Client Seve to WEb?

sgpg

Sammy
Hi all,
i had been out of JDE for a while but came back, i left at XE and have back to 9.1 but was wondering, out of curiosity really, at what release did JDE move from Client Server to the web?
thanks
 
Well, the web has been around forever - actually in Xe there were web services - but it was horribly unreliable until around SP21 or SP22 or so. To the degree that most customers didn't even touch web until they were forced to.

In 8.10, users were able to use Fat Clients (citrix) still - but it was strongly recommended that they started using web. Powerforms were introduced - specifically P42101 was introduced with 8.10, which required web (ie, does not run on a fat client).

By 8.11, customers were forced to run web for the apps, as JDE disabled access to the majority of the Win32 "fat" client applications - and forced users to adopt to the web.

Of course, the web has changed so significantly over the past few years as well. Early (Xe/8.0) service packs used "jrockit" to power the J2EE engine. Then Websphere was introduced as the "web server of choice" - and weblogic was available waaaay back when. When Peoplesoft bought JDE, they disabled the weblogic, and concentrated on websphere. But when Oracle bought Peoplesoft (and JDE) - they introduced OC4J (Oracle Application Server) as an engine. Only by 8.98 or so did Oracle finally subscribe to Weblogic for JDE as the main J2EE server type - and only with 9.2 (the latest) - did they finally get rid of any trace of OC4J !

Websphere is still an option to use, but the majority of customers (including many iSeries customers I work with) use Weblogic as they purchase the JDE Technology Foundation license.

Now - as far as performance of JDE compared to the web ? I'd say the Web "matched" the fat client around 8.12. Certainly with reliability. Up until then, the fat client was not the better performing version. Lastly. Citrix still is the lowest bandwidth/better latency/easier to manage option - so there are customers that prefer to deploy Internet explorer through citrix - but this is moving away these days as an option, especially as other browsers (chrome/safari) are a LOT easier to lock down. We all hate ActiveX controls, and luckily you can disable ActiveX easily these days....
 
If you are developer then you have to catch up much as lot had changed since Xe.

Chan
 
Pretty much tool release 8.98 onwards.
I think Jon's "majority" and "most" stuff is maybe a bit local. WAS is still bizarrely very popular here, and Citrix is going strong for no logical reason I can find, and even growing and spreading to other apps.
There's no point comparing "performance" of a fat client to a web client; the attraction to a web client wasn't about performance. The fat client was always a horrible thing to deploy and manage when dealing with a large user base, which is why we put it on Citrix to try and reduce the pain somewhat. And web server solution only had to get to the "not to awful" stage to be better for end-users.

Fat client is now only for development and deployment, and nearly all APPL's by default will not run on the fat client, and very few APPL's require a fat client any longer (those that do are mainly to do with deployment).
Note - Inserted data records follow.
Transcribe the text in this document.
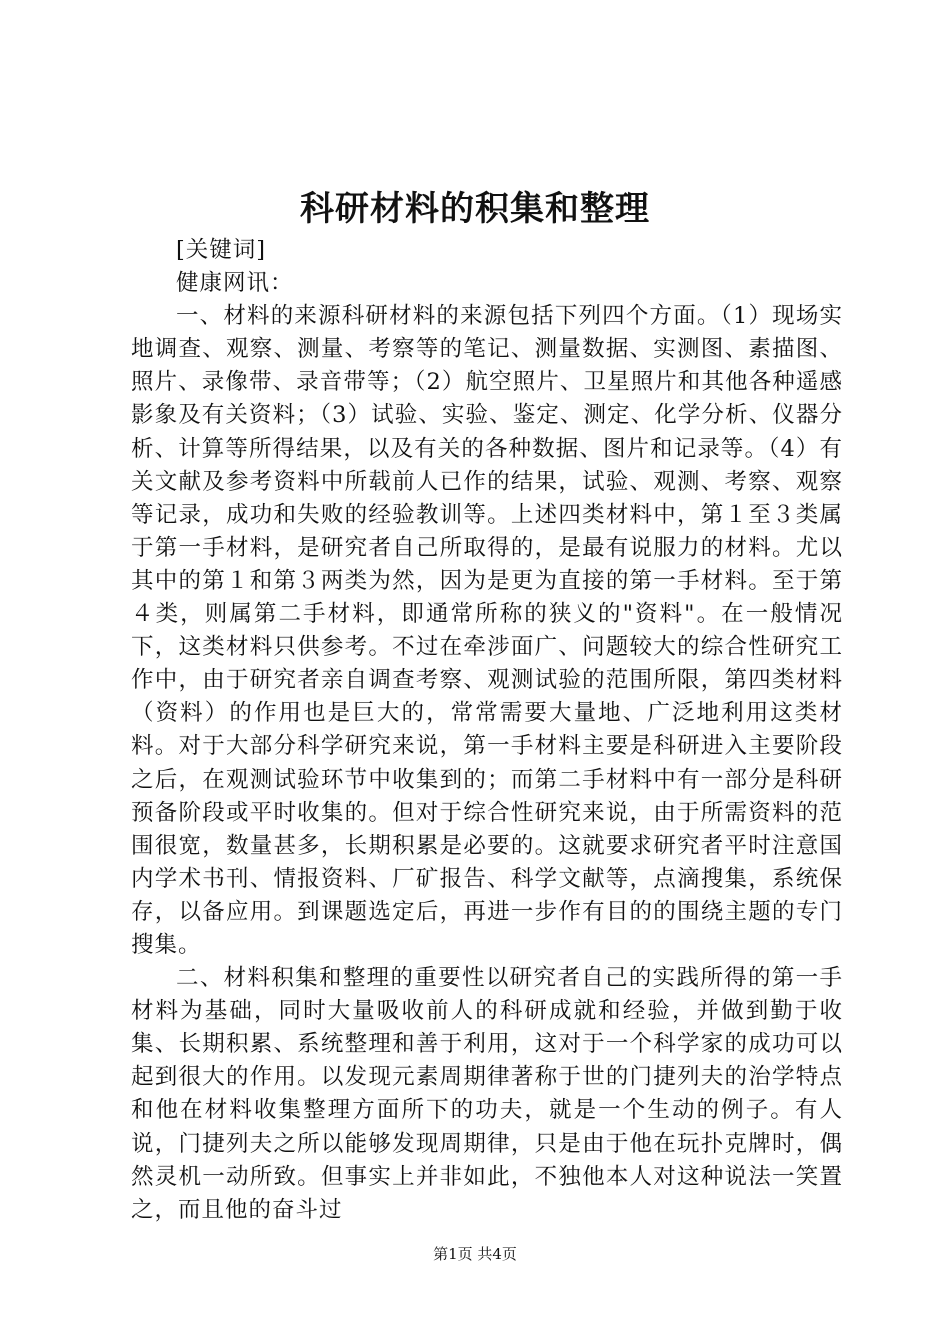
科研材料的积集和整理

[关键词]

健康网讯：

一、材料的来源科研材料的来源包括下列四个方面。（1）现场实地调查、观察、测量、考察等的笔记、测量数据、实测图、素描图、照片、录像带、录音带等；（2）航空照片、卫星照片和其他各种遥感影象及有关资料；（3）试验、实验、鉴定、测定、化学分析、仪器分析、计算等所得结果，以及有关的各种数据、图片和记录等。（4）有关文献及参考资料中所载前人已作的结果，试验、观测、考察、观察等记录，成功和失败的经验教训等。上述四类材料中，第１至３类属于第一手材料，是研究者自己所取得的，是最有说服力的材料。尤以其中的第１和第３两类为然，因为是更为直接的第一手材料。至于第４类，则属第二手材料，即通常所称的狭义的"资料"。在一般情况下，这类材料只供参考。不过在牵涉面广、问题较大的综合性研究工作中，由于研究者亲自调查考察、观测试验的范围所限，第四类材料（资料）的作用也是巨大的，常常需要大量地、广泛地利用这类材料。对于大部分科学研究来说，第一手材料主要是科研进入主要阶段之后，在观测试验环节中收集到的；而第二手材料中有一部分是科研预备阶段或平时收集的。但对于综合性研究来说，由于所需资料的范围很宽，数量甚多，长期积累是必要的。这就要求研究者平时注意国内学术书刊、情报资料、厂矿报告、科学文献等，点滴搜集，系统保存，以备应用。到课题选定后，再进一步作有目的的围绕主题的专门搜集。

二、材料积集和整理的重要性以研究者自己的实践所得的第一手材料为基础，同时大量吸收前人的科研成就和经验，并做到勤于收集、长期积累、系统整理和善于利用，这对于一个科学家的成功可以起到很大的作用。以发现元素周期律著称于世的门捷列夫的治学特点和他在材料收集整理方面所下的功夫，就是一个生动的例子。有人说，门捷列夫之所以能够发现周期律，只是由于他在玩扑克牌时，偶然灵机一动所致。但事实上并非如此，不独他本人对这种说法一笑置之，而且他的奋斗过

第1页 共4页
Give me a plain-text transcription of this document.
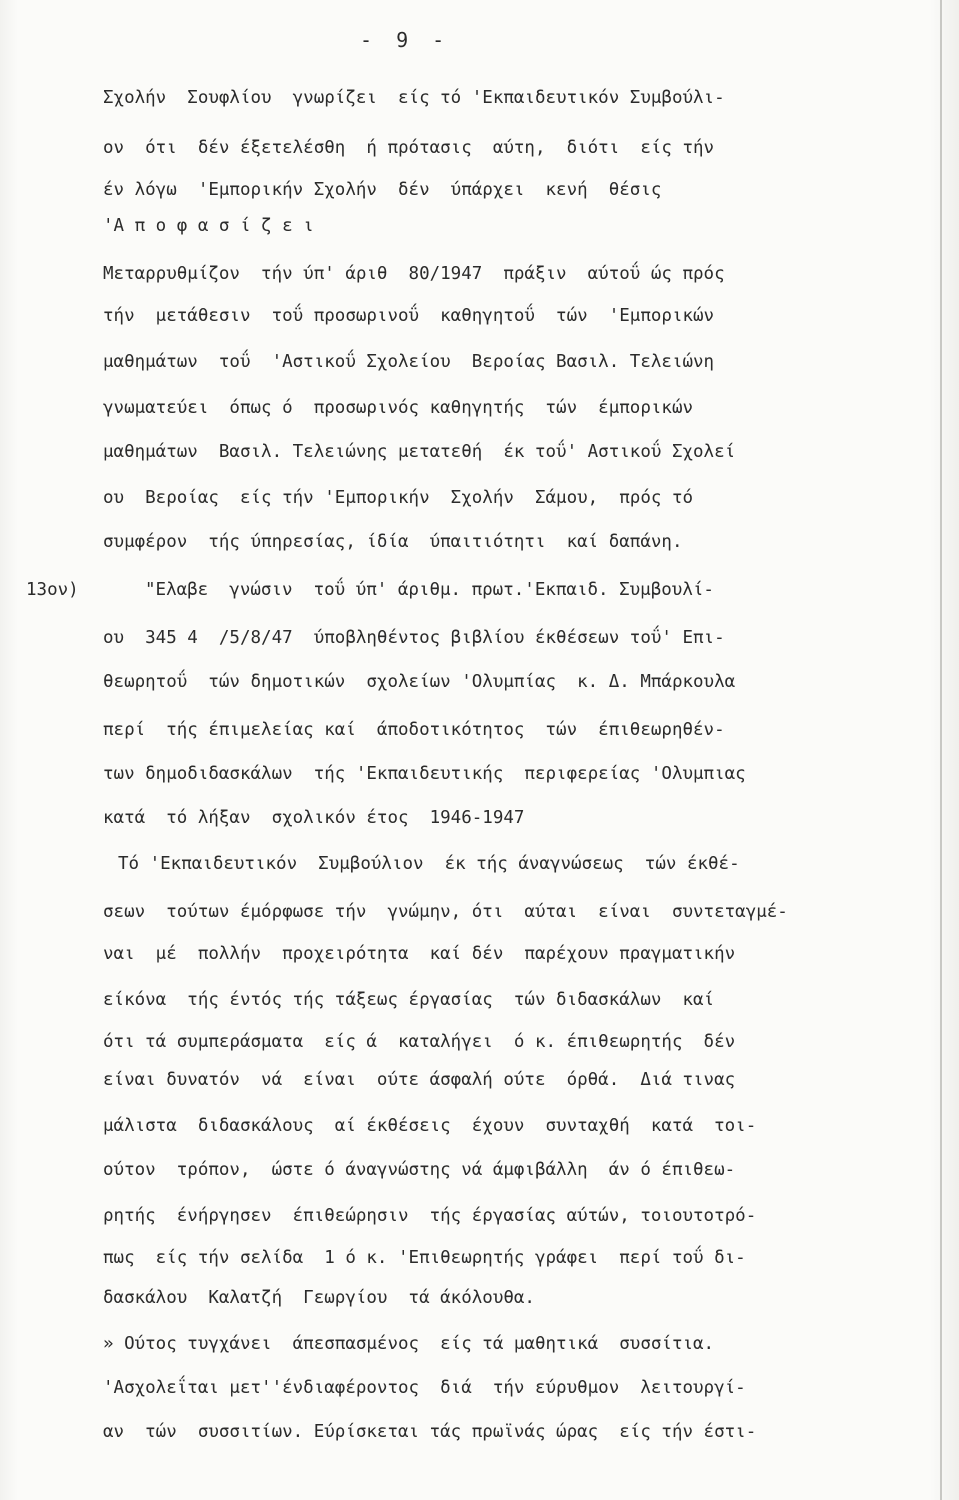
- 9 -
Σχολήν  Σουφλίου  γνωρίζει  είς τό 'Εκπαιδευτικόν Συμβούλι-
ον  ότι  δέν έξετελέσθη  ή πρότασις  αύτη,  διότι  είς τήν
έν λόγω  'Εμπορικήν Σχολήν  δέν  ύπάρχει  κενή  θέσις
'Α π ο φ α σ ί ζ ε ι
Μεταρρυθμίζον  τήν ύπ' άριθ  80/1947  πράξιν  αύτοΰ ώς πρός
τήν  μετάθεσιν  τοΰ προσωρινοΰ  καθηγητοΰ  τών  'Εμπορικών
μαθημάτων  τοΰ  'Αστικοΰ Σχολείου  Βεροίας Βασιλ. Τελειώνη
γνωματεύει  όπως ό  προσωρινός καθηγητής  τών  έμπορικών
μαθημάτων  Βασιλ. Τελειώνης μετατεθή  έκ τοΰ' Αστικοΰ Σχολεί
ου  Βεροίας  είς τήν 'Εμπορικήν  Σχολήν  Σάμου,  πρός τό
συμφέρον  τής ύπηρεσίας, ίδία  ύπαιτιότητι  καί δαπάνη.
13ον)	"Ελαβε  γνώσιν  τοΰ ύπ' άριθμ. πρωτ.'Εκπαιδ. Συμβουλί-
ου  345 4  /5/8/47  ύποβληθέντος βιβλίου έκθέσεων τοΰ' Επι-
θεωρητοΰ  τών δημοτικών  σχολείων 'Ολυμπίας  κ. Δ. Μπάρκουλα
περί  τής έπιμελείας καί  άποδοτικότητος  τών  έπιθεωρηθέν-
των δημοδιδασκάλων  τής 'Εκπαιδευτικής  περιφερείας 'Ολυμπιας
κατά  τό λήξαν  σχολικόν έτος  1946-1947
Τό 'Εκπαιδευτικόν  Συμβούλιον  έκ τής άναγνώσεως  τών έκθέ-
σεων  τούτων έμόρφωσε τήν  γνώμην, ότι  αύται  είναι  συντεταγμέ-
ναι  μέ  πολλήν  προχειρότητα  καί δέν  παρέχουν πραγματικήν
είκόνα  τής έντός τής τάξεως έργασίας  τών διδασκάλων  καί
ότι τά συμπεράσματα  είς ά  καταλήγει  ό κ. έπιθεωρητής  δέν
είναι δυνατόν  νά  είναι  ούτε άσφαλή ούτε  όρθά.  Διά τινας
μάλιστα  διδασκάλους  αί έκθέσεις  έχουν  συνταχθή  κατά  τοι-
ούτον  τρόπον,  ώστε ό άναγνώστης νά άμφιβάλλη  άν ό έπιθεω-
ρητής  ένήργησεν  έπιθεώρησιν  τής έργασίας αύτών, τοιουτοτρό-
πως  είς τήν σελίδα  1 ό κ. 'Επιθεωρητής γράφει  περί τοΰ δι-
δασκάλου  Καλατζή  Γεωργίου  τά άκόλουθα.
» Ούτος τυγχάνει  άπεσπασμένος  είς τά μαθητικά  συσσίτια.
'Ασχολεΐται μετ''ένδιαφέροντος  διά  τήν εύρυθμον  λειτουργί-
αν  τών  συσσιτίων. Εύρίσκεται τάς πρωϊνάς ώρας  είς τήν έστι-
APPL's are "web only" only because of a flag on F9860 that can be reset easily enough. P42101 uses power forms though, and they don't run on fat clients, and I'd really expect to see more and more of that as we go forward. The web offers a lot more potential for presentation that is harder and harder to do in a fat client.

For me, since at least about 8.10 TR 8.98 and probably before, there has been no reason to deploy fat clients to end users, and we only run a few VM fat clients as development machines. Getting a fat client set up to properly run a local web server for testing development of APPL's is still not as simple and straight forward as it should be though.